Bu ay 8 Mart Dünya Emekçi Kadınlar Günü ile 21 Mart Newroz’unu karşılıyoruz.
12 Eylül öncesi “komünistlerin günü” olarak nitelendirilen ve yasaklanan 8 Mart kutlamaları burjuvazi tarafından enstrüman haline getirilmeye çalışılıyor.
Emekçi kadınlar tarihi kanla yazılmış bu güne anlamına uygun sahip çıkmak durumundalar. 8 Mart’lar sadece feminist gece yürüyüşleri düzeyine indirgenmemelidir. İşçi emekçi semtlerinde, kadınların yoğun olarak çalıştığı iş kollarındaki işyerlerinde, üretim alanlarında kutlanmalıdır.
Karşılaştırma yapmak gerekirse. Çok yaygın çağrı yapılmamasına rağmen Newroz kutlamalarına milyonlar katılıyor. Aynı milyonları 1 Mayıs’larda, 8 Mart’larda göremiyoruz.

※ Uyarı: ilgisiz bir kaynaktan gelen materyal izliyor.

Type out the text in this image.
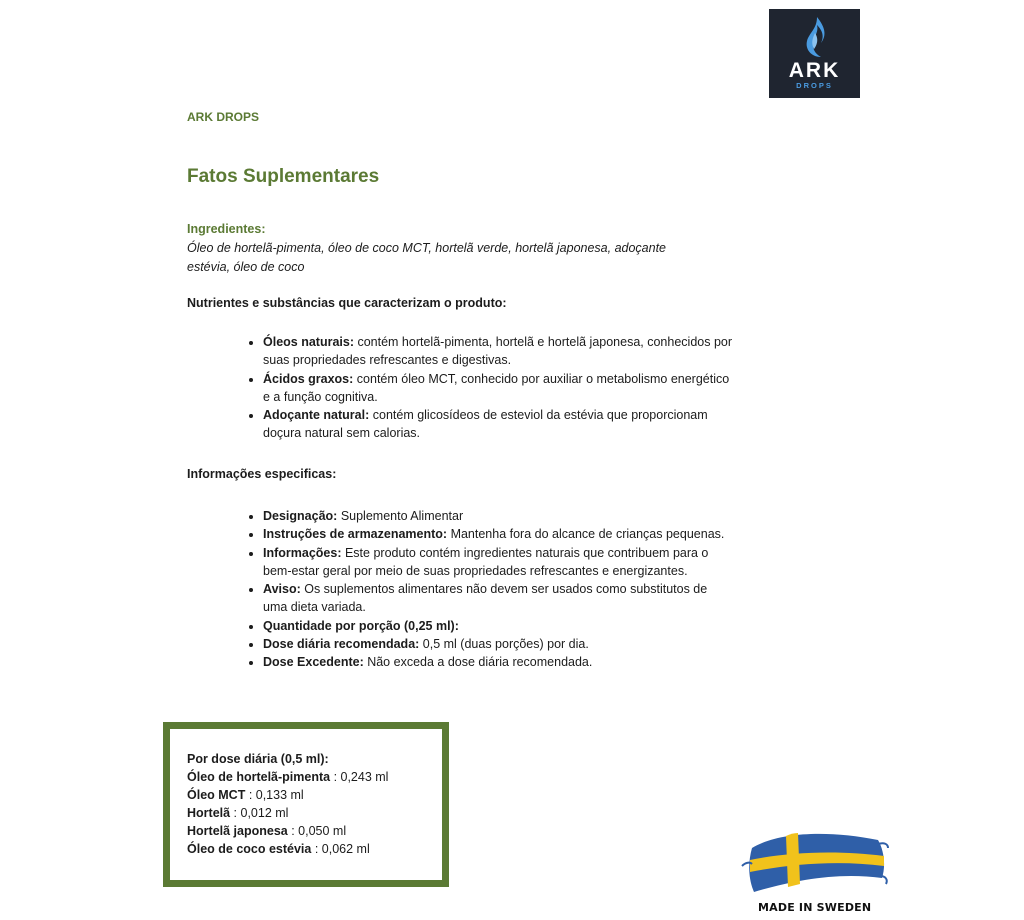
ARK
DROPS

ARK DROPS

Fatos Suplementares

Ingredientes:

Óleo de hortelã-pimenta, óleo de coco MCT, hortelã verde, hortelã japonesa, adoçante estévia, óleo de coco

Nutrientes e substâncias que caracterizam o produto:

• Óleos naturais: contém hortelã-pimenta, hortelã e hortelã japonesa, conhecidos por suas propriedades refrescantes e digestivas.
• Ácidos graxos: contém óleo MCT, conhecido por auxiliar o metabolismo energético e a função cognitiva.
• Adoçante natural: contém glicosídeos de esteviol da estévia que proporcionam doçura natural sem calorias.

Informações especificas:

• Designação: Suplemento Alimentar
• Instruções de armazenamento: Mantenha fora do alcance de crianças pequenas.
• Informações: Este produto contém ingredientes naturais que contribuem para o bem-estar geral por meio de suas propriedades refrescantes e energizantes.
• Aviso: Os suplementos alimentares não devem ser usados como substitutos de uma dieta variada.
• Quantidade por porção (0,25 ml):
• Dose diária recomendada: 0,5 ml (duas porções) por dia.
• Dose Excedente: Não exceda a dose diária recomendada.
Por dose diária (0,5 ml):
Óleo de hortelã-pimenta : 0,243 ml
Óleo MCT : 0,133 ml
Hortelã : 0,012 ml
Hortelã japonesa : 0,050 ml
Óleo de coco estévia : 0,062 ml
MADE IN SWEDEN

Milyonların kendiliğinden Newroz’lara katılmalarının nedeni ulusal bilinçlerinin olgunlaşmasından kaynaklanıyor. 8 Mart’lar da emekçi kadınların sınıf bilinçlerinin gelişmesine koşut olarak milyonların katıldığı etkinlikler ile kutlanacaktır. İşçi sınıfının sendikal, demokratik ve siyasal örgütlenmeleri bu gerçeği ciddi olarak ele almak durumundadır.
Emekçi kadınlar, ister fabrikada, ofiste veya tarlada olsun, ister kentte veya köyde olsun, 8 Mart günlerinde kendilerine sunulacak kızıl karanfilin anlamını ve değerini anladıkları zaman 8 Mart’ların rengi de değişecek, burjuvazi bu günü istismar etme hamlesinden vaz geçecektir.
Kürt halkı, Newroz’u gasp edilen toplumsal, kültürel ve politik haklarına karşı bir direniş günü olarak karşılıyor. Hiçbir güç Newroz etkinliklerini engelleyemiyor. 7’den 70’e Kürtler, başta kadınlar olmak üzere bu ulusal direniş günlerine sahip çıkıyorlar. Bu olgudan bir sonuç çıkarmamız gerekiyor.